В интервью «Рождество: точка отсчета», которое Бродский дал в эмиграции журналисту Петру Вайлю, поэт рассказал о зарождении идеи стихотворного рождественского цикла: «Я помню первые рождественские стихи, которые я написал… Из какого-то журнальчика я вырезал себе картинку “Поклонение волхвов”, приклеил над печкой и смотрел довольно часто по вечерам. И решил написать стихотворение с этим сюжетом». Бродский определял Рождество следующим образом: «Рождество — это день рождения Иисуса Христа. Единственный человек или Богочеловек, чей день рождения я считаю своим долгом справлять».

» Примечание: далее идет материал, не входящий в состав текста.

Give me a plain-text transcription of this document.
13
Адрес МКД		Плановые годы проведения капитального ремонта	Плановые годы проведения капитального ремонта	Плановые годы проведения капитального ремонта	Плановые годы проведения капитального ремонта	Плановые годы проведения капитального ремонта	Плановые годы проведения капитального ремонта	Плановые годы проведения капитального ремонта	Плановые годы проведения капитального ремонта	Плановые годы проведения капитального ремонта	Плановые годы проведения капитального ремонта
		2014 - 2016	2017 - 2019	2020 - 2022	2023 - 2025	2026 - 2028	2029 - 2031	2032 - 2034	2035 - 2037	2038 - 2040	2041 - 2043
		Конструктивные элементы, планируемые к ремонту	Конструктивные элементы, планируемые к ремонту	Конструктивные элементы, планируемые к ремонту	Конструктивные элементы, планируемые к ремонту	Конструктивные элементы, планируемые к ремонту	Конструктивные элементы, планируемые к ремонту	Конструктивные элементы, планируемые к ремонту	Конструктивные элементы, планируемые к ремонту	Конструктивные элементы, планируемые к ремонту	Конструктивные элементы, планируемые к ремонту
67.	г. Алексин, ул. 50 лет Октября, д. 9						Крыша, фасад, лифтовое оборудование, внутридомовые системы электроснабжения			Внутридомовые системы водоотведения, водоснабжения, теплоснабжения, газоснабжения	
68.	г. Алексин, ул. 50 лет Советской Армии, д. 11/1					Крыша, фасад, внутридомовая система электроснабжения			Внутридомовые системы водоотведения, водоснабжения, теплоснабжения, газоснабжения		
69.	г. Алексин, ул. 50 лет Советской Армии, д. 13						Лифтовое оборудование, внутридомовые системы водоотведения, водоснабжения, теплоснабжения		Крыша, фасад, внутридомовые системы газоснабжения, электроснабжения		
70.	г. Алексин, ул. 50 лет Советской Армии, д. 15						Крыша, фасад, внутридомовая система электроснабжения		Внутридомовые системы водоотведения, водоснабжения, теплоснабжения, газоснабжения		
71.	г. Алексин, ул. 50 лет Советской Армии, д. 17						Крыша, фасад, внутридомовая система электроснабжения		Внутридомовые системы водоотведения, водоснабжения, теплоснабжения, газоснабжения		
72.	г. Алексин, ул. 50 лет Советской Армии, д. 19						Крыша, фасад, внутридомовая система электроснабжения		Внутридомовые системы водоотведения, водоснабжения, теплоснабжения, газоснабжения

В мировой поэзии нет аналогов «рождественскому циклу» Бродского. В некоторой степени предшественниками можно считать стихи Бориса Пастернака на евангельские мотивы, включенные им в роман «Доктор Живаго», а также венок религиозно-философских сонетов английского поэта-метафизика XVII века Джона Донна. Донн — один из любимых поэтов Бродского — в своем лирическом религиозном цикле «Священные сонеты» обращается к главным событиям земной жизни Иисуса Христа. Бродский сам признавался, что цикл сонетов Донна повлиял на него: «Мне ужасно понравился этот перевод небесного на земной… то есть перевод явлений бесконечных в язык конечный».

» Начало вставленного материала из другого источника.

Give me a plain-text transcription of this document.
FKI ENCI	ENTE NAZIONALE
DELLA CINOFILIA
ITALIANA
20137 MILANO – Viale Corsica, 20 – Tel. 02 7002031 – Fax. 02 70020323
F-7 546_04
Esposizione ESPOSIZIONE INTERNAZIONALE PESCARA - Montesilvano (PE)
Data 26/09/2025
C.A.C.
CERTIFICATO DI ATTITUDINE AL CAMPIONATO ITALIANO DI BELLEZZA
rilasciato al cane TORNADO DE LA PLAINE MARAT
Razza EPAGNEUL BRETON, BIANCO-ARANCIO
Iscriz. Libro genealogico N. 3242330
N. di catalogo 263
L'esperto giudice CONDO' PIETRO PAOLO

Несмотря на то, что с Евангелием Бродский познакомился позднее, чем начал писать рождественский цикл, религиозное начало было присуще его мировосприятию, что заметно уже в ранних стихах. В «Рождественском романсе» поэт, еще не открывший для себя Писание, все же ориентируется на дух Рождества, интуитивно ощущает его. Новый Завет Бродский прочтет в 1963 году, что, конечно, отразится и на его художественном видении, и на его мировоззрении. Воцерковленным человеком поэт так и не стал, но уважение к христианству в нем чувствовалось всегда.

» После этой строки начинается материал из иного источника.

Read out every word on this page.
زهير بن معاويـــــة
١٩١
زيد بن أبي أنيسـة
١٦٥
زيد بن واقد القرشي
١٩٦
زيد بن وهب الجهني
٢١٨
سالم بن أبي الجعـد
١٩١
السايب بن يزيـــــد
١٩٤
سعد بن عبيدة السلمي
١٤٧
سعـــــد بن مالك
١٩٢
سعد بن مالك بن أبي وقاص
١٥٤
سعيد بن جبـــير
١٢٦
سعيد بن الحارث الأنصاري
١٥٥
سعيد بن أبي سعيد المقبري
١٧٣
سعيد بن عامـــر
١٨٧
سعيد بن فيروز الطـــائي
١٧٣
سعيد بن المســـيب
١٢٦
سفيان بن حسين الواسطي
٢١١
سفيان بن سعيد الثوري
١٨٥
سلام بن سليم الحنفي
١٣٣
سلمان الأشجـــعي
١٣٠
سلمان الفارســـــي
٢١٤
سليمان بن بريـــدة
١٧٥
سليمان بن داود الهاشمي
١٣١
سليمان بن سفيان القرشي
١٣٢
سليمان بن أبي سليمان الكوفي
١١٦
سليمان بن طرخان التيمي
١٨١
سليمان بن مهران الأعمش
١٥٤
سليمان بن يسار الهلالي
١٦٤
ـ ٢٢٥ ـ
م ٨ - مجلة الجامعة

Новый год стал символом ожидания чудесного нового мира, символом приближения к обществу всеобщего счастья и благосостояния. Атрибутика Рождества частично сохранялась, но вводилась в новый контекст. В итоге Новый год стал любимым всенародным праздником, само Рождество стало восприниматься как западная традиция, а церковный праздник (7 января) был почти забыт в отличие от Пасхи. Эти идейные манипуляции с вытеснением Рождества из сознания людей играют важную роль в понимании рождественских стихотворений Иосифа Бродского.
Однако сквозь облик «ночной столицы» проступают черты другой, бывшей столицы — Петербурга. «Речные» и «корабельные» образы, «пчелиный хор сомнамбул, пьяниц», «желтая печальная лестница» — все это очень напоминает Петербург, каким он предстает в произведениях Пушкина, Гоголя, Достоевского, Белого и Мандельштама. Также известно, что до 1918 года «Александровским» назывался еще и Адмиралтейский сад в Петербурге. Поэтому «кораблик негасимый», который плывет в первой строфе стихотворения над московской кремлевской стеной, — это не просто изысканная метафора луны, но и напоминание о «кораблике»-флюгере на шпиле Адмиралтейства.
Тему взаимопроникновения настоящего и прошлого усиливает и строка «мертвецы стоят в обнимку с особняками». Исследователи творчества Бродского расшифровали, что мертвецами здесь названы новые дома, стоящие по соседству со старыми постройками. Тот же эффект создает и «такси с больными седоками» — словно машина времени, современный автомобиль перевозит пассажиров, названных устаревшим словом.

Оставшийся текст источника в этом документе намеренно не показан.